Improving the Survival Rate of Small Firms in Latin America: A case study in Aguascalientes, Mexico
Author(s)Arizaleta Valera, Mirna J.; Zhu, Xiaohan
Micro and small firms represent the largest percentage of the businesses operating in Latin America having a high employability contribution and a high potential Gross Domestic Product (GDP) impact on the region. However, depending on the context of the country, region and sector nearly one out of four companies fail to develop into a high-growth firm every year. The focus of this research is to identify the critical Business and Supply Chain practices that improve micro and small firms’ survival rate considering the managerial qualities involved in the development of the firm.

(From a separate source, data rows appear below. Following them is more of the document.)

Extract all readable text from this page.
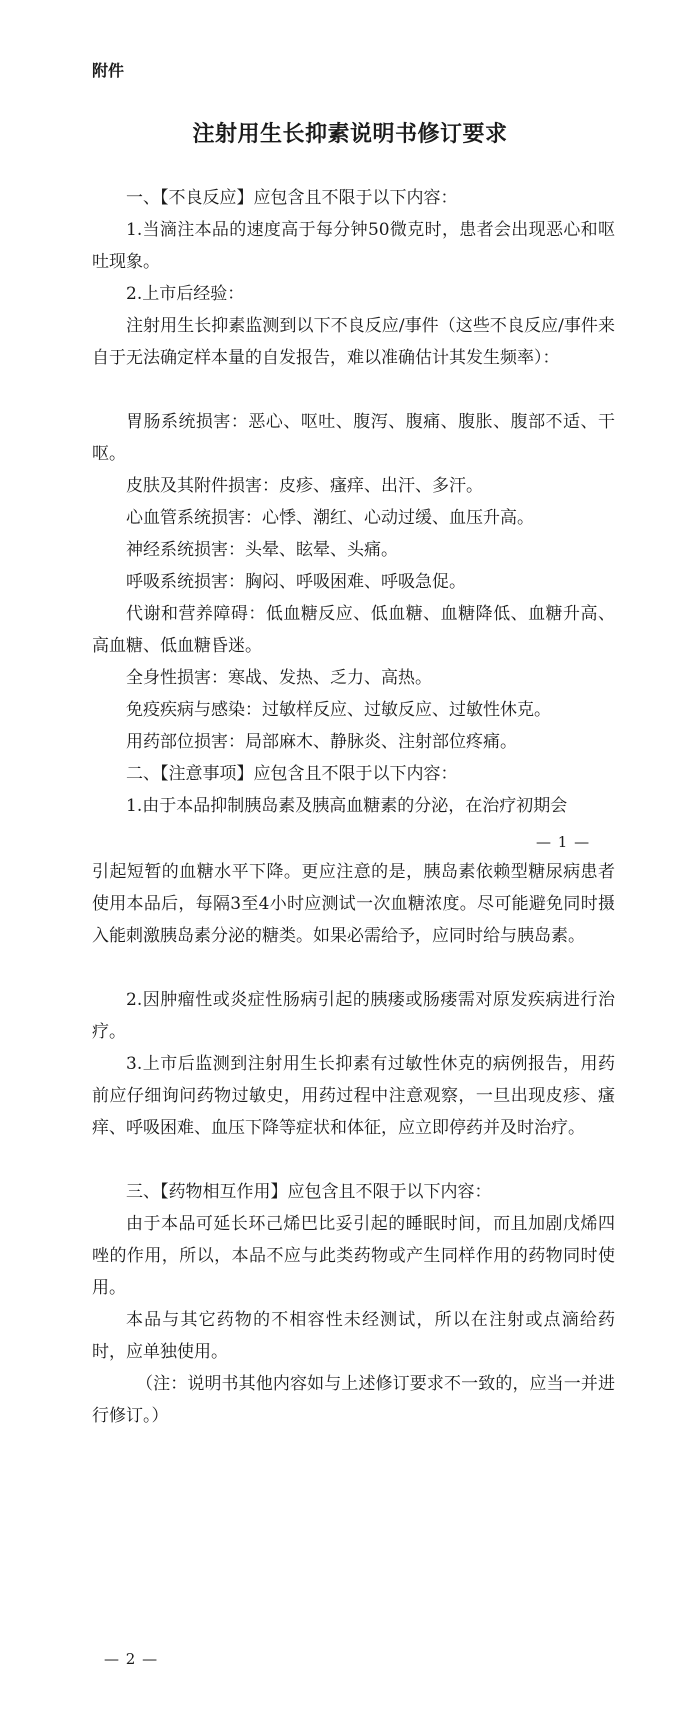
附件
注射用生长抑素说明书修订要求

一、【不良反应】应包含且不限于以下内容：

1.当滴注本品的速度高于每分钟50微克时，患者会出现恶心和呕吐现象。

2.上市后经验：

注射用生长抑素监测到以下不良反应/事件（这些不良反应/事件来自于无法确定样本量的自发报告，难以准确估计其发生频率）：

胃肠系统损害：恶心、呕吐、腹泻、腹痛、腹胀、腹部不适、干呕。

皮肤及其附件损害：皮疹、瘙痒、出汗、多汗。

心血管系统损害：心悸、潮红、心动过缓、血压升高。

神经系统损害：头晕、眩晕、头痛。

呼吸系统损害：胸闷、呼吸困难、呼吸急促。

代谢和营养障碍：低血糖反应、低血糖、血糖降低、血糖升高、高血糖、低血糖昏迷。

全身性损害：寒战、发热、乏力、高热。

免疫疾病与感染：过敏样反应、过敏反应、过敏性休克。

用药部位损害：局部麻木、静脉炎、注射部位疼痛。

二、【注意事项】应包含且不限于以下内容：

1.由于本品抑制胰岛素及胰高血糖素的分泌，在治疗初期会

— 1 —

引起短暂的血糖水平下降。更应注意的是，胰岛素依赖型糖尿病患者使用本品后，每隔3至4小时应测试一次血糖浓度。尽可能避免同时摄入能刺激胰岛素分泌的糖类。如果必需给予，应同时给与胰岛素。

2.因肿瘤性或炎症性肠病引起的胰瘘或肠瘘需对原发疾病进行治疗。

3.上市后监测到注射用生长抑素有过敏性休克的病例报告，用药前应仔细询问药物过敏史，用药过程中注意观察，一旦出现皮疹、瘙痒、呼吸困难、血压下降等症状和体征，应立即停药并及时治疗。

三、【药物相互作用】应包含且不限于以下内容：

由于本品可延长环己烯巴比妥引起的睡眠时间，而且加剧戊烯四唑的作用，所以，本品不应与此类药物或产生同样作用的药物同时使用。

本品与其它药物的不相容性未经测试，所以在注射或点滴给药时，应单独使用。

（注：说明书其他内容如与上述修订要求不一致的，应当一并进行修订。）

— 2 —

To conduct this analysis, we propose a model as result of the deep dive with companies in Aguascalientes, MX. This model classifies companies within a Survival or Success Stage based on the delegation level of the organization, main challenge of the firm, and the main activity driver for managers. From this model, we conclude that most firms in Aguascalientes, MX are in Survival Stage despite its years of existence. As part of a larger project developed by the Center of Transportation and Logistics at MIT, we analyze the existing data from small firms in Bolivia, Colombia, and Peru by applying the modified version of our first model to identify the critical practices. In addition, we conducted two workshops in Aguascalientes, MX where we gain insights about that main challenges of small firms. Based on further analysis, we identify Financial Planning and Operations Management as the critical practices with the highest gap of adoption (15%) compared to firms in Success Stage. Moreover, we conclude that the managerial qualities of the owner have an important impact on the development of the firm.